Composer Eric Whitacre led a virtual choir of singers from around the world. He talks through the creative challenges of making music powered by YouTube, and unveils the first 2 minutes of his new work, “Sleep”.

However, this “back to the old time” inclination reminds me a book called You Are Not a Gadget: A Manifesto, which is written by Jaron Lanior, who coined the word of “virtual reality”. But Lanier takes a different perspective than Benjamin and Bourdieu, who criticized the maintenance of ideological discourses in the social fields such as culture and media, which Bourdieu called collective misrecognition (Irvine). If these two scholars want to decode the value of art value. Lanier thinks that there are not too much meaningful value that has been newly encode into online art activities.
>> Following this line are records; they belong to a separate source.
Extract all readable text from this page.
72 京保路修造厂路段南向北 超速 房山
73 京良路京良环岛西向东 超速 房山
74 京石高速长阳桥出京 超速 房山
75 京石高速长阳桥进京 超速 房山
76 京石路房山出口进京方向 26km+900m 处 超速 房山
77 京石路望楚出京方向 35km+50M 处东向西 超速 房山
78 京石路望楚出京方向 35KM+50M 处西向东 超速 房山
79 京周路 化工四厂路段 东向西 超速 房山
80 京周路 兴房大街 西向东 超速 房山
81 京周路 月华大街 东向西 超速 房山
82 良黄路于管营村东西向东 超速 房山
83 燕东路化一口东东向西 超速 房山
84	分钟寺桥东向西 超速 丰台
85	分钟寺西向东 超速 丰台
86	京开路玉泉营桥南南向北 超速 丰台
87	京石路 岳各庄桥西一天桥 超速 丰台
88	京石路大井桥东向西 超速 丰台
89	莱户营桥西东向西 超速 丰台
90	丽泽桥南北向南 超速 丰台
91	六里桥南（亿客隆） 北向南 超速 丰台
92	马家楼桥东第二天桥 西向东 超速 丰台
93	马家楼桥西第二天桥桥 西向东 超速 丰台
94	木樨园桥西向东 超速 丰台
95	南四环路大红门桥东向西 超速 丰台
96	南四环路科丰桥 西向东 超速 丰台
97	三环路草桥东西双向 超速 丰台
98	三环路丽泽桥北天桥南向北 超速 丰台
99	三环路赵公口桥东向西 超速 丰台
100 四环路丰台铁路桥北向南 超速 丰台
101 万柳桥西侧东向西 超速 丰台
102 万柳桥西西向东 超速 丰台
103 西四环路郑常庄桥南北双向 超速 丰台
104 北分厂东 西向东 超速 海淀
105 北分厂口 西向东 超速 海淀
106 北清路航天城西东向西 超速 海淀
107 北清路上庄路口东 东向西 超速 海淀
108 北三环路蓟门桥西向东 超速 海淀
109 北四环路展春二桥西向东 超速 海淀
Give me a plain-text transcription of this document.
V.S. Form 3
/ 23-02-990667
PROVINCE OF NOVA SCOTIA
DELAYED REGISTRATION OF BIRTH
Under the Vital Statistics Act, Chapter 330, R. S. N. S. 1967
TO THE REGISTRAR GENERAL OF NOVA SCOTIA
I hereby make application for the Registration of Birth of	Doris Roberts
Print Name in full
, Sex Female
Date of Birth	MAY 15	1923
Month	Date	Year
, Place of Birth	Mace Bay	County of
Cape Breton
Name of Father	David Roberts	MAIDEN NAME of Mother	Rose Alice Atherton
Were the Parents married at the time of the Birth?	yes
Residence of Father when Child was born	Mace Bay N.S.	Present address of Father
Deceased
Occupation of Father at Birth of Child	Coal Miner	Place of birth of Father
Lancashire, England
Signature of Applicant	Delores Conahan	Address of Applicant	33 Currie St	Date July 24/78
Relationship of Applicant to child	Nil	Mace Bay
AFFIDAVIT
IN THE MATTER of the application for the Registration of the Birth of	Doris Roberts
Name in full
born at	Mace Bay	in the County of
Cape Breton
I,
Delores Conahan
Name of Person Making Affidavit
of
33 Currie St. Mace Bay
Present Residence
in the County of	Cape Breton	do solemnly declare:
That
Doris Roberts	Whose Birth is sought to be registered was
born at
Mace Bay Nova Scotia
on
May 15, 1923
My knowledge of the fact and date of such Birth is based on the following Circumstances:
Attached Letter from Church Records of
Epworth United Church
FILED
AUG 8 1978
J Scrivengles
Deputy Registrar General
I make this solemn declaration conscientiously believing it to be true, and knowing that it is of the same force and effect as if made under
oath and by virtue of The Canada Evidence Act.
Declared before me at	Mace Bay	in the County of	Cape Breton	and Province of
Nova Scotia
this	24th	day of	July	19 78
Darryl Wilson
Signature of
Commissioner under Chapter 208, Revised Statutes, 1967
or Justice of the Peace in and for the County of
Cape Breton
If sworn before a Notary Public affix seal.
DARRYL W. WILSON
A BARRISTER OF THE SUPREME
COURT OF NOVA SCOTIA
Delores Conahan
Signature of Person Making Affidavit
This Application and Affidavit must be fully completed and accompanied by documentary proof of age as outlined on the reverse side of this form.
Lanier doubted the tendency of collective creation in the age of Web 2.0. He used to lay great hope in the new media environment of creation. However, the first ten year of this century passed, he commented with frustration that there was no new creative pattern of music which can represent 21 century (I don’t know whether he has commented on Eric Whitacre). Also, most spoofs and remixes are inferior. He set “peer production” aside from those which are real original and blamed the online conformity for causing the lack of creation. To him, The Cloud is threatening ingenuity. The real-time individuality and independent creativity are always the root of variety of ideas, art works and digital productions. For me, this argument sounds more convincing than the “aura” conception to support traditional creation pattern.

Works Cited

Benjamin, W. (2008). The work of art in the age of its technological reproducibility, and other writings on media. Harvard University Press.P255-256

Irvine, Martin. “Cracking the Art Value Code: Thinking with Bourdiew.” Web

Lanier, Jaron (2010). You Are Not a Gadget: A Manifesto. New York: Knopf.